The diamond-encrusted tip of the TruePath device spins at 13,000 rotations per minute (RPM), allowing it to drill through the most difficult blockages. Because the device has a small 0.018” profile rotating at high speeds, it creates a micro-dissection through the occlusion with minimal risk of complications such as embolism. “For patients with especially advanced peripheral arterial disease, this is one of the most effective tools in the toolbox,” notes vascular surgeon Dr. Mark Fugate.

“Patients with extremely advanced peripheral arterial disease are at highest risk for amputation,” explains Dr. Chris LeSar. “TruePath allows surgeons to open up blocked arteries and restore critical blood flow so that limbs can be saved.”

For more information about TruePath, call MedLine at 800-242-5662.

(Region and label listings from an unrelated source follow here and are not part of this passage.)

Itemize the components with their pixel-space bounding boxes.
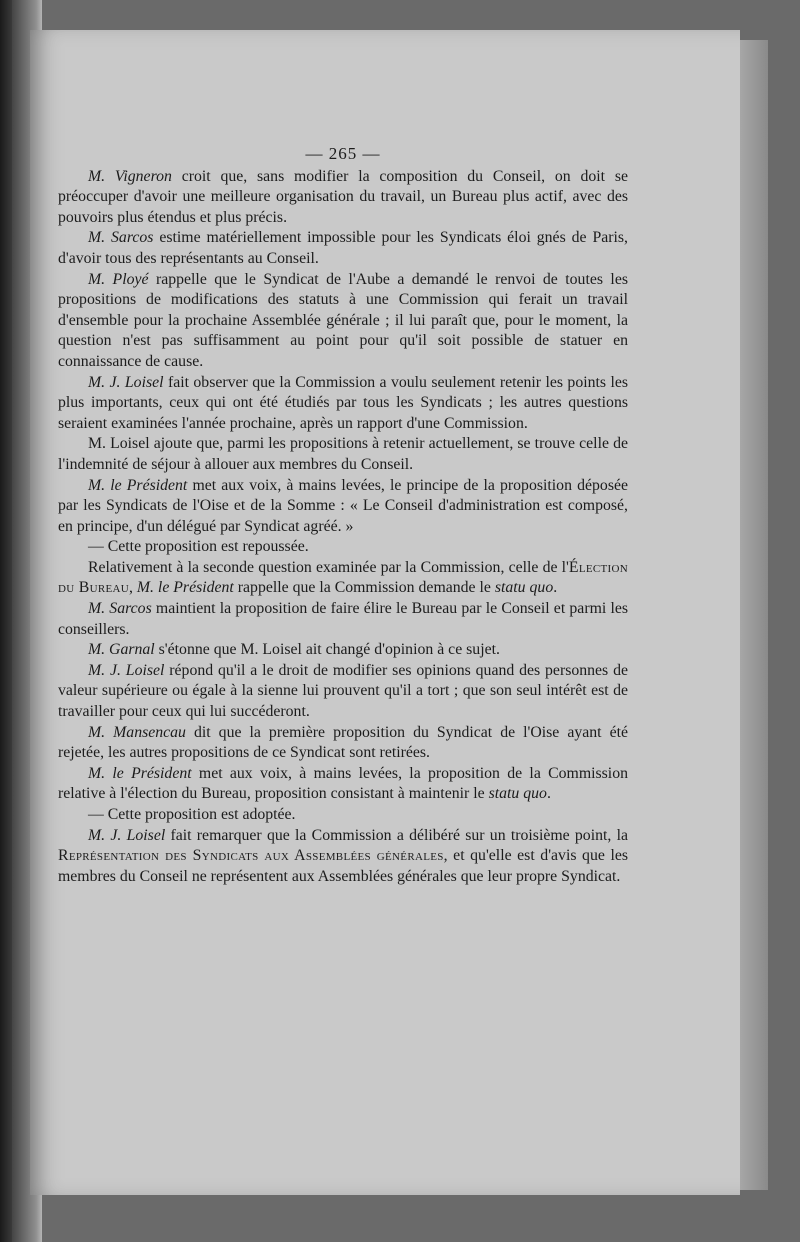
paragraph <box>58 661 628 723</box>
page-text <box>58 144 628 887</box>
paragraph-text: fait observer que la Commission a voulu seulement retenir les points les plus importants, ceux qui ont été étudiés par tous les Syndicats ; les autres questions seraient examinées l'année prochaine, après un rapport d'une Commission. <box>58 373 629 432</box>
speaker-name: statu quo <box>494 579 554 597</box>
paragraph-text: met aux voix, à mains levées, le principe de la proposition déposée par les Syndicats de l'Oise et de la Somme : « Le Conseil d'administration est composé, en principe, d'un délégué par Syndicat agréé. » <box>58 476 628 535</box>
speaker-name: statu quo <box>488 785 547 803</box>
small-caps-heading: Représentation des Syndicats aux Assemblées générales <box>58 847 444 865</box>
speaker-name: M. J. Loisel <box>88 373 164 391</box>
speaker-name: M. Ployé <box>88 270 149 288</box>
paragraph-text: fait remarquer que la Commission a délibéré sur un troisième point, la <box>165 826 628 844</box>
paragraph <box>58 826 628 888</box>
paragraph <box>58 373 628 435</box>
paragraph-text: — Cette proposition est adoptée. <box>88 806 296 823</box>
paragraph-text: rappelle que le Syndicat de l'Aube a demandé le renvoi de toutes les propositions de modifications des statuts à une Commission qui ferait un travail d'ensemble pour la prochaine Assemblée générale ; il lui paraît que, pour le moment, la question n'est pas suffisamment au point pour qu'il soit possible de statuer en connaissance de cause. <box>58 270 628 370</box>
paragraph <box>58 640 628 661</box>
paragraph-text: croit que, sans modifier la composition du Conseil, on doit se préoccuper d'avoir une meilleure organisation du travail, un Bureau plus actif, avec des pouvoirs plus étendus et plus précis. <box>58 167 628 226</box>
paragraph-text: , <box>128 579 137 597</box>
paragraph-text: s'étonne que M. Loisel ait changé d'opinion à ce sujet. <box>154 641 500 659</box>
paragraph-text: met aux voix, à mains levées, la proposition de la Commission relative à l'élection du Bureau, proposition consistant à maintenir le <box>58 764 628 803</box>
speaker-name: M. le Président <box>88 764 192 782</box>
paragraph-text: estime matériellement impossible pour les Syndicats éloi gnés de Paris, d'avoir tous des représentants au Conseil. <box>58 229 628 267</box>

About Parkridge Medical Center
Parkridge Medical Center has been providing advanced medical and surgical services with compassionate care to patients in the Chattanooga and north Georgia area since 1971. The Parkridge advantage is a focus on service, individualized care and convenience for patients. The Sarah Cannon Cancer Center, an American College of Surgeons approved and commended oncology program, offers the latest in cancer diagnosis and treatment. Parkridge, an accredited chest pain center, provides 24-hour emergency care, intensive care, Acute Rehab, surgical services, vascular care, orthopaedics, a sleep disorders center, and comprehensive cardiac care including diagnostic, surgical and rehabilitation services. Parkridge was the first hospital in the region to perform robotic surgery and is home to the area’s most experienced team, having performed over 1400 robotic surgeries. Parkridge Medical Center is a part of the Parkridge Health System.